Tim Tingle is an enrolled member of the Choctaw Nation of Oklahoma. A powerful conference speaker and festival performer, Tingle was featured at the 2002 National Storytelling Festival. He delivered the keynote address at the 2006 Johnson O'Malley Conference of Oklahoma.  In March of 2003, he completed his tenth tour of Germany for the U.S Department of Defense, performing at schools for children of military personnel. He has been a featured storyteller in festivals covering a thirty-state area, and in 2004 was a Teller-In-Residence at the International Storytelling Center.

Walking the Choctaw Road, Tingle's first book, was released by Cinco Puntos Press in May of 2003. A collection of stories based on interviews with tribal elders, it was Storytelling World Magazine's Best Anthology for 2003. Oklahoma Reads Oklahoma selected WTCR as Book of the Year for 2005, as did Alaska Reads!, marking the first time in the history of the one-book-one-state movement that a single book has been selected by two states in the same year.

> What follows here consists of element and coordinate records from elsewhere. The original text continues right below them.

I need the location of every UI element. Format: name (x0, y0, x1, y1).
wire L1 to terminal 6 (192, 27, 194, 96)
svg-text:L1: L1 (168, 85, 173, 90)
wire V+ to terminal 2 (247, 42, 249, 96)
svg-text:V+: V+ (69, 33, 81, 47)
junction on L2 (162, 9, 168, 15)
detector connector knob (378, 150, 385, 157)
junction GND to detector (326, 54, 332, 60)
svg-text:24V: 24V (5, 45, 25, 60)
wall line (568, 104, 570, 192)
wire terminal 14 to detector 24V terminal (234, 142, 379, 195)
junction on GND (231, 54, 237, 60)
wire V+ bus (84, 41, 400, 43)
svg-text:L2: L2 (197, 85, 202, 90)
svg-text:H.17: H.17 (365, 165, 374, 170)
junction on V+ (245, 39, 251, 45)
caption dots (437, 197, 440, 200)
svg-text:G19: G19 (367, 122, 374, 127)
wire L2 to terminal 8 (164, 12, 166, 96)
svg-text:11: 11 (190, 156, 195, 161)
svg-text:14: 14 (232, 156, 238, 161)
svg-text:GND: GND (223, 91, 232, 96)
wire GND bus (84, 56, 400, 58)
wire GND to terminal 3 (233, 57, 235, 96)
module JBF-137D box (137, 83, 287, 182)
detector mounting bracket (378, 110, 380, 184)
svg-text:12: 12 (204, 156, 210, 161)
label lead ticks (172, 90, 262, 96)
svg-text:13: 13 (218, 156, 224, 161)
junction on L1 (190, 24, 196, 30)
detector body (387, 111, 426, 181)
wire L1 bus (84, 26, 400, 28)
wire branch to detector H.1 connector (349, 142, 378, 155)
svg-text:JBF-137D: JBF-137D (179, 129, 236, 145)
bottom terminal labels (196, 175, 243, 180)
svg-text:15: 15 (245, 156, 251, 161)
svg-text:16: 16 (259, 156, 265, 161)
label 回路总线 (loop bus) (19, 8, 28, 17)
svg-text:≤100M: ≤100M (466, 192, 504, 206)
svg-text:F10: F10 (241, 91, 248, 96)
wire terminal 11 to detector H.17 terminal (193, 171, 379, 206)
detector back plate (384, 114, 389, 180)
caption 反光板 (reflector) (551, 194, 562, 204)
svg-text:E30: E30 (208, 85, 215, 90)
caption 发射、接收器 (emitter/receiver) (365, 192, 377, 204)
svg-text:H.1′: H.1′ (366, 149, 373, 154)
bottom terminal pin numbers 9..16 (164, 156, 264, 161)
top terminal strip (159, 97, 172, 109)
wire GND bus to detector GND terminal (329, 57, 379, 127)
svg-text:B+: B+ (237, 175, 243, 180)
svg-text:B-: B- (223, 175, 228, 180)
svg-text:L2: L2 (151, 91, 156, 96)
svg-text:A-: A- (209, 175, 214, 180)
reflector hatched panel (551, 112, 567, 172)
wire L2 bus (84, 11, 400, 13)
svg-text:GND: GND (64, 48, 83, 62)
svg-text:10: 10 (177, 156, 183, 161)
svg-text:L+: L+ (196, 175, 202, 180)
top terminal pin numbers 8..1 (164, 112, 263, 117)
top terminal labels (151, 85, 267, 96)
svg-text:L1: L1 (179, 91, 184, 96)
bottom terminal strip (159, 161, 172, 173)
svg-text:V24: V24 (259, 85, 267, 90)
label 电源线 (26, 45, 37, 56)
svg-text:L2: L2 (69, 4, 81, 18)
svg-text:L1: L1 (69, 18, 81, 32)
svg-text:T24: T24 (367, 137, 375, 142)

Tingle completed a tour of eighty Oklahoma libraries in 2005, presenting stories from Walking the Choctaw Road and promoting literacy throughout the state.

In a Governor's Commendation read before the Senate in May of 2005, Oklahoma Governor Brad Henry praised Tingle for his "devotion to preserving the Choctaw heritage," and declared May through November as Walking the Choctaw Road months in Oklahoma.

In June of 2004, Texas Ghost Stories: Fifty Favorites for the Telling, co-authored with Doc Moore, was released by Texas Tech Press. Now in its third printing, TGS was also chosen by Storytelling World as the year's Best Anthology.

As a storyteller, Tingle brings the lore of the Choctaw Nation to life in lively historical, personal, and traditional stories. He plays the Native American flute and often accompanies himself with an assortment of gourd rattles and drums, adding a haunting dimension to a concert. Vocable chants and hymns sung in the Choctaw language also compliment his stories.